Why would an urban mind think about the crisis of fodder and water in rural India? Why would it think of a centuries old thriving trade (and exports) of Kolhapuri chappals? Why would it think of massive income from the export of beef, because Indian taboos make India the only country in the world where beef (considered superior meat) is actually cheaper than goat meat, resulting in massive export business? These things are not told to the mind, the ideas of individual rights are not informed to the mind. What remains is a fog of outraged insult that anybody would kill and eat their mother. That is where the bizarre questions come from.

Would you kill and eat your mother?

Well, I wouldn’t tie her in a cattle shed either!

That is what they know. Then begins the desperate search to make an emotional stand sound logical.

No one can know what they don’t know. What sort of an intellectual capital have we created that there are so many among our masses who are unaware of the reasoning behind fundamental rights? What sort of an intellectual capital have we created that there are so many left in ignorance that they can be fodder for opportunists to feed ideas for political profit? How is it that we can have a country where the population of cows rivals that of states, and yet the products of our education have no idea of the economy cattle sustain beyond religious faith?

The cow is just an example. This kind of deficit of reasoning that results in dangerous, life threatening outrage can be traced to a lack of adequate information, lack of education, lack of public debate.

We could sneer at them for their stupidity, but it would be useful to remember that we are all products of our circumstances. None of us were born wise. None of us stop learning. All of us learn in various ways unique to us that trigger deeper thought on assumptions that often lead to complete changes in views.

Whose responsibility is it to inculcate such thought? Actually, no one’s. Today, we have an abundance of activists pointing out problems and demanding solutions from governments and advocating change, but relatively few reformers who create change regardless of society or government. Governments themselves have over and over abdicated this responsibility. Remember, it wasn’t fanatics ruling when we chose to embrace liberalism so thoroughly that our films went from coolie and mazdoor heroes to flashy cars and item girls. It wasn’t fanatics in rule when our media chased wealth so thoroughly that national integration was no longer for public content. No more ek chidiya anek chidiya and mile sur mera tumhara. Now paisa bolta hain.

Well, paisa spoke. It spoke so loud that it created an entire fantasy world for youth who never experienced a public space where children dreamed of becoming teachers and scientists instead of MBAs and MNC employees.
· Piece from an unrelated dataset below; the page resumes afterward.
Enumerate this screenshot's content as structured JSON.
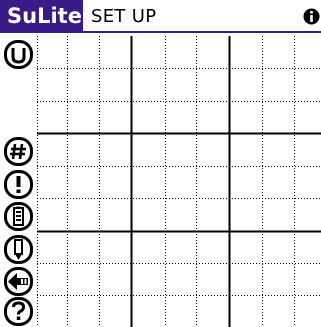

It never told them of social injustices and showed them films like Amar Prem. Their world is one where these ugly things don’t happen. In fact, they are “less privileged”, if you look at the bling they are bombarded with as “normal”.

You cannot expect private individuals to educate public intellect. You cannot even force them to speak so that they are understood by masses without violating their rights to free speech. That almost sounds like forced conscription for weapons of mass instruction. Something a government will never bring about regardless of political party in power, because idiots are easier to con with pipe dreams than people asking why midday meals are so pathetic and where the money went.

So who is left, whose responsibility it is to create intellectual capital?

No one’s. It is a responsibility abdicated by one and all.

But I can tell you what will happen if we do not have a more thinking citizenry. We will burn each other to the ground when incited by opportunists for goals that won’t give us a thing beyond the heady sense of being the neighbourhood’s biggest bully. Regardless of whether it is the left or the right, the dalits or the brahmins, the Muslims or the Hindutvawadis, everyone will burn. No matter who the opportunists, the ones dying in street fights are always cannon fodder.